The other more subtle part to Grunt is actually his dislike of himself. Grunt was a Krogan made in a tube, meaning he did not have to worry about the Genophage or the harshness of growing up as a Krogan child. The Genophage is a disease all Krogan have that makes it so one in every one thousand births is still born. Grunt knows about this and feels that he isn’t worthy because he wasn’t a child to how to battle to survive right from the start. Grunt also has no tribe and no proper Krogan leader.

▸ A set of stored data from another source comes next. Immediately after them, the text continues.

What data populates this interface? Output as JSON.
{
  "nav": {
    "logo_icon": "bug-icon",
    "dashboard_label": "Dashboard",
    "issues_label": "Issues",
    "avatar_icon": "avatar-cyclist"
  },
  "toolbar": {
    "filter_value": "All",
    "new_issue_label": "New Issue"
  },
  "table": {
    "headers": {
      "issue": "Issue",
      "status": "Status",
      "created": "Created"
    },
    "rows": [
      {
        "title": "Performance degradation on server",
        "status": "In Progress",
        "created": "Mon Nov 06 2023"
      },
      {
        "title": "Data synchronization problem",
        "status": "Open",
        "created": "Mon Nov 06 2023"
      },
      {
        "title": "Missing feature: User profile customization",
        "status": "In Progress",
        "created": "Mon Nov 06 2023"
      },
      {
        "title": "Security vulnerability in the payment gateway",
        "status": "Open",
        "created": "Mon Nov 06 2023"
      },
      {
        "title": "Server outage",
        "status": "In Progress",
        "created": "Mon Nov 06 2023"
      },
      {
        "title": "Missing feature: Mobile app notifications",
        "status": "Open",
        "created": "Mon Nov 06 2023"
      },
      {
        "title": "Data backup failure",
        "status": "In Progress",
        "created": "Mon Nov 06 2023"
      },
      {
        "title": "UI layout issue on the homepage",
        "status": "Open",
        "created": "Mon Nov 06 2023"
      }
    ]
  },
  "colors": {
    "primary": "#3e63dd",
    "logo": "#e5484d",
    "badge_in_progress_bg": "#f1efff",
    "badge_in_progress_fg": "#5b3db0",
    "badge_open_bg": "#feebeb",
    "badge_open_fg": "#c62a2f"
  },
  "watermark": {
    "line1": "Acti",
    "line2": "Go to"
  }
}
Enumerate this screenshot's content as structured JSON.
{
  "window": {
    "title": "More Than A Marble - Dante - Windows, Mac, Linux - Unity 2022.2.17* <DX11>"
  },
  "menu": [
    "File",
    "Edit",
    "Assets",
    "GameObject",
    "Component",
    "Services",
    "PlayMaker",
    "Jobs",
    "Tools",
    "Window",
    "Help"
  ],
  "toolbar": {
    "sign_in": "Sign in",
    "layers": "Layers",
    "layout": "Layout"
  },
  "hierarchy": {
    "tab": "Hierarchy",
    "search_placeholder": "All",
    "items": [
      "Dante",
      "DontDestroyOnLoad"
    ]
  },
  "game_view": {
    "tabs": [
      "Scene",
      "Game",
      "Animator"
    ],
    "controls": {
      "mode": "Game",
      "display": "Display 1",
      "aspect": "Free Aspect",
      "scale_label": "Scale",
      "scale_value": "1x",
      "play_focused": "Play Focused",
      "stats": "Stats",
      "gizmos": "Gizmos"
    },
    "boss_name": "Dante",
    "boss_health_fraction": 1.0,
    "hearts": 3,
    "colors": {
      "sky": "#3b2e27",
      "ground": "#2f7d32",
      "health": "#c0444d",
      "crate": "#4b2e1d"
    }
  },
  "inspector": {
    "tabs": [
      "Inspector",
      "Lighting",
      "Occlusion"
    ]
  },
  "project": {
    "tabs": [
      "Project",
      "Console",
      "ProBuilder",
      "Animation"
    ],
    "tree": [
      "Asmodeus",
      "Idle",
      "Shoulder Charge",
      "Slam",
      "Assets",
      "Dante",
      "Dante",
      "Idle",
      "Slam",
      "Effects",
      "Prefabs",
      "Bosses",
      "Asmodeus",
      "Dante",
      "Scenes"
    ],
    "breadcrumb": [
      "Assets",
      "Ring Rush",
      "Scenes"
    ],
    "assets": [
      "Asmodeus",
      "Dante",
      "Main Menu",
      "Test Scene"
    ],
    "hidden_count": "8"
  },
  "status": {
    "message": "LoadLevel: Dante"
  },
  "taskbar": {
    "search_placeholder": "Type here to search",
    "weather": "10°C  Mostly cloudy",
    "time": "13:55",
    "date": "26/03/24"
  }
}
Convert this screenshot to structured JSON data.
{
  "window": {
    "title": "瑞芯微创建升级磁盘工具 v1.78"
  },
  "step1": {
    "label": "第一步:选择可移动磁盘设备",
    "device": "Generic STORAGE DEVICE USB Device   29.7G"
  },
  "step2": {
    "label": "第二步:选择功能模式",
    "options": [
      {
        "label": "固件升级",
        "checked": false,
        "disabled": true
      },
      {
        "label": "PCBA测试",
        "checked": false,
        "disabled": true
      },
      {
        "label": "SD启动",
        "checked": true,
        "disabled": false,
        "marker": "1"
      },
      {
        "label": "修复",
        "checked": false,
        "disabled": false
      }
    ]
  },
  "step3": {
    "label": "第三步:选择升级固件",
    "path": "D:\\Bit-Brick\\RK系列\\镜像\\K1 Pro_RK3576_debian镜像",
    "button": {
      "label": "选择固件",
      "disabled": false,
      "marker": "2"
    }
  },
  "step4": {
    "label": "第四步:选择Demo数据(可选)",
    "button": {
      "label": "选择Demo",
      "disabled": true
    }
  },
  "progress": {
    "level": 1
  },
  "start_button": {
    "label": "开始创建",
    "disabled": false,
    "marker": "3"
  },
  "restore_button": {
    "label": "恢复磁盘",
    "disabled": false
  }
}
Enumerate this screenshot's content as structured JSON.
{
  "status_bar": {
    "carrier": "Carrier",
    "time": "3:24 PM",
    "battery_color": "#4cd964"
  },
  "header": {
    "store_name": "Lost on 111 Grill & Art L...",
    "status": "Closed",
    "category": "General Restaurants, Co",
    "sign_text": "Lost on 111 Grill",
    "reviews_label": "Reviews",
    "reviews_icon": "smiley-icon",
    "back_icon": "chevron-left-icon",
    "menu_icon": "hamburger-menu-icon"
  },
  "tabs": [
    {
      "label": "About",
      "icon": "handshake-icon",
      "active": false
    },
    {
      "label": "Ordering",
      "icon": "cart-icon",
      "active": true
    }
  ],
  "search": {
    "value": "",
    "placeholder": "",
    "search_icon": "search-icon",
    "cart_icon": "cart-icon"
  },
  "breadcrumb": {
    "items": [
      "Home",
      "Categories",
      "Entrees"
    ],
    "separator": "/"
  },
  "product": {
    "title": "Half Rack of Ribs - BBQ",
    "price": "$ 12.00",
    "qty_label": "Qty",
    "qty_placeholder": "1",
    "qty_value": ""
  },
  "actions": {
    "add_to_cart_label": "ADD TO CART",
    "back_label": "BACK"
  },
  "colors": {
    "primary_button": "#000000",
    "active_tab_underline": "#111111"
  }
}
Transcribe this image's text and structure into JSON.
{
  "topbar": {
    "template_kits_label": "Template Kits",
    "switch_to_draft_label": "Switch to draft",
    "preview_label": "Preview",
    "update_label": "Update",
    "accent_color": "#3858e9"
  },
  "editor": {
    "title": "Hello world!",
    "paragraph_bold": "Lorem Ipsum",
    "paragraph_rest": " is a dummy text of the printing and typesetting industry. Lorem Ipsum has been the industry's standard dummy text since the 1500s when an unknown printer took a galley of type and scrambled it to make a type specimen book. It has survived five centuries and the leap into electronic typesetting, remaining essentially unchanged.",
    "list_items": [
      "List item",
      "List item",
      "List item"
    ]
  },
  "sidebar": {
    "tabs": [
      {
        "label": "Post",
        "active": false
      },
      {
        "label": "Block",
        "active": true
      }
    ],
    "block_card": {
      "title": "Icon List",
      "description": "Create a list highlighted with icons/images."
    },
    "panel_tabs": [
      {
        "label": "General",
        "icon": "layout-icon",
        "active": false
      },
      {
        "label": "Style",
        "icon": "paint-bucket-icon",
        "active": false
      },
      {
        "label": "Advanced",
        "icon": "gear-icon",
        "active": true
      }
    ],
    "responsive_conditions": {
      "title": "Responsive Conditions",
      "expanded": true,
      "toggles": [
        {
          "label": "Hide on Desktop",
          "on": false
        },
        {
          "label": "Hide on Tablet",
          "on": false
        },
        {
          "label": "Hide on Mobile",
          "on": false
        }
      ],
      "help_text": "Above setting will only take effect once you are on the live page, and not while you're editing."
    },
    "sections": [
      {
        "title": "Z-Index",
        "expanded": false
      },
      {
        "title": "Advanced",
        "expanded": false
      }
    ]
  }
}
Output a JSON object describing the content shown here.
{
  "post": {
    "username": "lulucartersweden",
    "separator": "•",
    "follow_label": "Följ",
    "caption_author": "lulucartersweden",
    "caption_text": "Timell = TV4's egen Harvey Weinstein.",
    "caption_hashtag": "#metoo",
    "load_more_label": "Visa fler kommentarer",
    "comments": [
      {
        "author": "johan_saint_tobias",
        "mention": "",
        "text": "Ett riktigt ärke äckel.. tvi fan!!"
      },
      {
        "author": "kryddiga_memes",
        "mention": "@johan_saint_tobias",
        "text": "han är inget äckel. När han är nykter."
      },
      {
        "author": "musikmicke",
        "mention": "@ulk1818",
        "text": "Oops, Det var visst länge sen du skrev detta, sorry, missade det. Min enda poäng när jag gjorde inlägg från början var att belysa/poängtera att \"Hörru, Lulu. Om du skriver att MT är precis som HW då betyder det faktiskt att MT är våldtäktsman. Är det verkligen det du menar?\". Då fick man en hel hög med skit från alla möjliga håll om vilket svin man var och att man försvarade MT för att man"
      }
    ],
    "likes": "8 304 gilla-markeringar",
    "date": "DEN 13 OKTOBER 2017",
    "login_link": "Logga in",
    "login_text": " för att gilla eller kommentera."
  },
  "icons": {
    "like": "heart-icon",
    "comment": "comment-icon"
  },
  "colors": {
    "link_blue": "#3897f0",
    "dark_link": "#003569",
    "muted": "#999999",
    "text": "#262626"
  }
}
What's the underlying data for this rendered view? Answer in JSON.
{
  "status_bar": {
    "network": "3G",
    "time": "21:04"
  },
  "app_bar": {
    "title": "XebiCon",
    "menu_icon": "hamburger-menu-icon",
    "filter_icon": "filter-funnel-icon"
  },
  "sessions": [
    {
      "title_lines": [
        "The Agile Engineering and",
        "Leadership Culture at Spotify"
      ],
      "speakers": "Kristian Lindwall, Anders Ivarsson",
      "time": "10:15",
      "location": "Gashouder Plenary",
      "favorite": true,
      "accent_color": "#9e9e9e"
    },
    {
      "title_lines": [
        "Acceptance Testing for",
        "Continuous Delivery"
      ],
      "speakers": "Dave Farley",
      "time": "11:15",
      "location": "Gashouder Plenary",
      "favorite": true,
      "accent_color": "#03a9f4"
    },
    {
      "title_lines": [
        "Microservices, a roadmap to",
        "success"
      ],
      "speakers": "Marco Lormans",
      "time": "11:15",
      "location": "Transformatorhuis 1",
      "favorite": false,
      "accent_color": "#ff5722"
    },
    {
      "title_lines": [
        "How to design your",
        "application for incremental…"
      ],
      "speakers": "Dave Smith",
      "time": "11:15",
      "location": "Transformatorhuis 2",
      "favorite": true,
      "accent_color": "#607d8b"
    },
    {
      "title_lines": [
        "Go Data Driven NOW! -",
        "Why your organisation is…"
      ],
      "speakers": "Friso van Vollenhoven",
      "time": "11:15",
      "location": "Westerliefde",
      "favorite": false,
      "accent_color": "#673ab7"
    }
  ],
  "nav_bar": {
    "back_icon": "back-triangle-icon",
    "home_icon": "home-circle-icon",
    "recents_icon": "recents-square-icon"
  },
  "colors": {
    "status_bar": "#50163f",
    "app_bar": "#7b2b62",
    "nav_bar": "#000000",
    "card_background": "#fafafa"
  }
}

This makes Grunt feel like he has a life without purpose, which is also why he takes to fighting to fill the void. This is why after completing the Rite and being accepted into a Krogan tribe and being accepted as a Krogan in general causes him to be happy. Even you can’t help but feel happy for him because he is like a big vicious and powerful kid who got his first reward in life. After completing all of this ,Grunt then decides he can really help Shepard now and feels comfortable with his life.
The verdict of Grunt. Grunt is of course Good. He is a big beast of a Krogan who you never thought would give you the feels he does. He has a story and character that seems simple at first and then quickly grows into a much more interesting character. He is in fact one of my favorite “Mass Effect” characters, and rightfully so. You grow very attached to him in time and he has a unique feeling to him as a character. He is basically a character that you watch grow up and more importantly, you help him do that growing. I of course, highly recommend the “Mass Effect” series and love all of the characterization within it.